Damiano Testa (Aug 18 2024 at 16:09):

I re-implemented the label-adding script (mostly) in Lean: all the decision of which labels are applicable is done in Lean. However, actually applying the label to the PR in a workflow is done by a small amount of bash-glue.

Damiano Testa (Aug 18 2024 at 16:10):

As is, the PR is already long, even though there are approximately about 100 lines of actual code: the rest is documentation, tests, the CI action and the actual labels mentioned above.

Damiano Testa (Aug 18 2024 at 16:11):

I think that a huge improvement over the shell script is the potential for extensibility and maintainability of the Lean code.

Ruben Van de Velde (Dec 18 2024 at 23:13):

@Yaël Dillies you introduced

scripts/autolabel.lean: the following paths inside `Mathlib/` are not covered by any label: #[Mathlib/Geometry/Group] Please modify `AutoLabel.mathlibLabels` accordingly!

warnings on every PR

Yaël Dillies (Dec 18 2024 at 23:15):

Uh oh! I am already asleep, but I can have a look tomorrow

Yaël Dillies (Dec 18 2024 at 23:16):

FWIW I don't know what label I would give. Geometric group theory is not quite geometry, it's not quite algebra either. Maybe it should be a new label?

Johan Commelin (Dec 19 2024 at 10:04):

How did this happen? Is there some new top-level dir?

Yaël Dillies (Dec 19 2024 at 10:05):

No, it's a new second level dir

Damiano Testa (Dec 19 2024 at 10:06):

Oh, this is one of the tests that checks whether every dir is accounted for, whether explicitly labeled or explicitly ignored.

Johan Commelin (Dec 19 2024 at 10:07):

Hmm, so we need a CI check that helps us not merge PRs that break that check

Damiano Testa (Dec 19 2024 at 10:08):

Rather than failing CI, maybe we can add a label such as adds-dir?

Edward van de Meent (Dec 19 2024 at 10:08):

perhaps this can hitch off of the decl-diff CI?

Yaël Dillies (Dec 19 2024 at 10:09):

Yeah, why is that on the PR CI at all?

Yaël Dillies (Dec 19 2024 at 10:10):

It's rare enough that a non-covered folder is created (this is literally the first time, right?) that it could be a weekly check instead, like leanchecker

Johan Commelin (Dec 19 2024 at 10:10):

you introduced

scripts/autolabel.lean: the following paths inside `Mathlib/` are not covered by any label: #[Mathlib/Geometry/Group] Please modify `AutoLabel.mathlibLabels` accordingly!

warnings on every PR

If this is the consequence of merging a PR, then I think we should really have a check that fails CI.

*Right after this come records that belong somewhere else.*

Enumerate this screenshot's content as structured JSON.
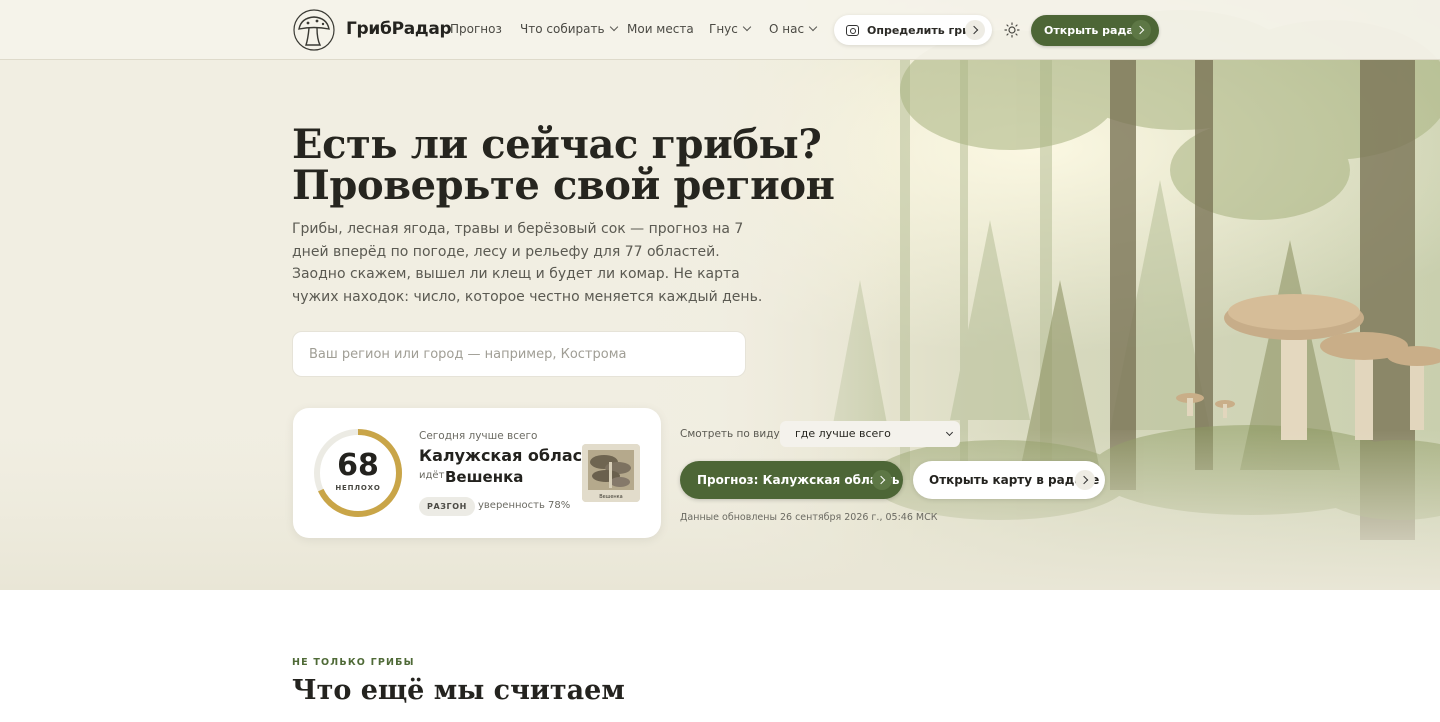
{
  "header": {
    "brand": "ГрибРадар",
    "nav": [
      {
        "label": "Прогноз",
        "dropdown": false
      },
      {
        "label": "Что собирать",
        "dropdown": true
      },
      {
        "label": "Мои места",
        "dropdown": false
      },
      {
        "label": "Гнус",
        "dropdown": true
      },
      {
        "label": "О нас",
        "dropdown": true
      }
    ],
    "identify_button": "Определить гриб",
    "radar_button": "Открыть радар",
    "icons": [
      "mushroom-logo-icon",
      "camera-icon",
      "sun-icon",
      "chevron-right-icon",
      "chevron-down-icon"
    ]
  },
  "hero": {
    "title": "Есть ли сейчас грибы? Проверьте свой регион",
    "subtitle": "Грибы, лесная ягода, травы и берёзовый сок — прогноз на 7 дней вперёд по погоде, лесу и рельефу для 77 областей. Заодно скажем, вышел ли клещ и будет ли комар. Не карта чужих находок: число, которое честно меняется каждый день.",
    "search_placeholder": "Ваш регион или город — например, Кострома"
  },
  "today_card": {
    "score": "68",
    "score_value": 68,
    "score_max": 100,
    "score_label": "НЕПЛОХО",
    "caption": "Сегодня лучше всего",
    "region": "Калужская область",
    "goes_label": "идёт",
    "species": "Вешенка",
    "badge": "РАЗГОН",
    "confidence": "уверенность 78%",
    "thumb_caption": "Вешенка"
  },
  "controls": {
    "view_label": "Смотреть по виду:",
    "view_selected": "где лучше всего",
    "forecast_button": "Прогноз: Калужская область",
    "map_button": "Открыть карту в радаре",
    "updated": "Данные обновлены 26 сентября 2026 г., 05:46 МСК"
  },
  "section": {
    "kicker": "НЕ ТОЛЬКО ГРИБЫ",
    "title": "Что ещё мы считаем"
  },
  "colors": {
    "accent_green": "#4d6636",
    "gauge_gold": "#c9a548",
    "hero_bg": "#f1eee2"
  }
}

Damiano Testa (Dec 19 2024 at 10:10):

The check is done as a part of the autolabel script, that runs once a PR is open.

Johan Commelin (Dec 19 2024 at 10:10):

Because then suddenly x00 PRs get warnings, and actually they shouldn't need to do anything

Yaël Dillies (Dec 19 2024 at 10:11):

My claim is that the warnings should not be on the PRs at all, but rather posted somewhere on Zulip

Damiano Testa (Dec 19 2024 at 10:11):

Ok, I think that I was a little skeptical about the check when Jon introduced it, but seeing it working now, it is very easy to miss the introduction of a new dir and hence of possible auto-labels.

Yaël Dillies (Dec 19 2024 at 10:12):

This check does nothing to improve the quality of _mathlib_. Instead it does something to improve the quality of reviewing PRs

Damiano Testa (Dec 19 2024 at 10:12):

I also see Yaël's point: the decision of what label to assign to a newly created dir may not be in scope for the creation of the dir, although this is not so clear.

Damiano Testa (Dec 19 2024 at 10:14):

The options so far seem to be:

make CI fail if a new dir is created and no label applies to it;
add a label to PRs that add an unlabeled dir;
post on Zulip when a PR adds an unlabeled dir.

Anything else?

Johan Commelin (Dec 19 2024 at 10:17):

Move the check to a separate CI workflow that runs once a week. The reviewer team can then create a PR to update the auto-labeler.

Damiano Testa (Dec 19 2024 at 10:18):

Should we poll? I think that my preference is to make CI fail and get the addition of the dir also come with a choice of auto-label.

Edward van de Meent (Dec 19 2024 at 10:18):

Johan Commelin said:

Move the check to a separate CI workflow that runs once a week. The reviewer team can then create a PR to update the auto-labeler.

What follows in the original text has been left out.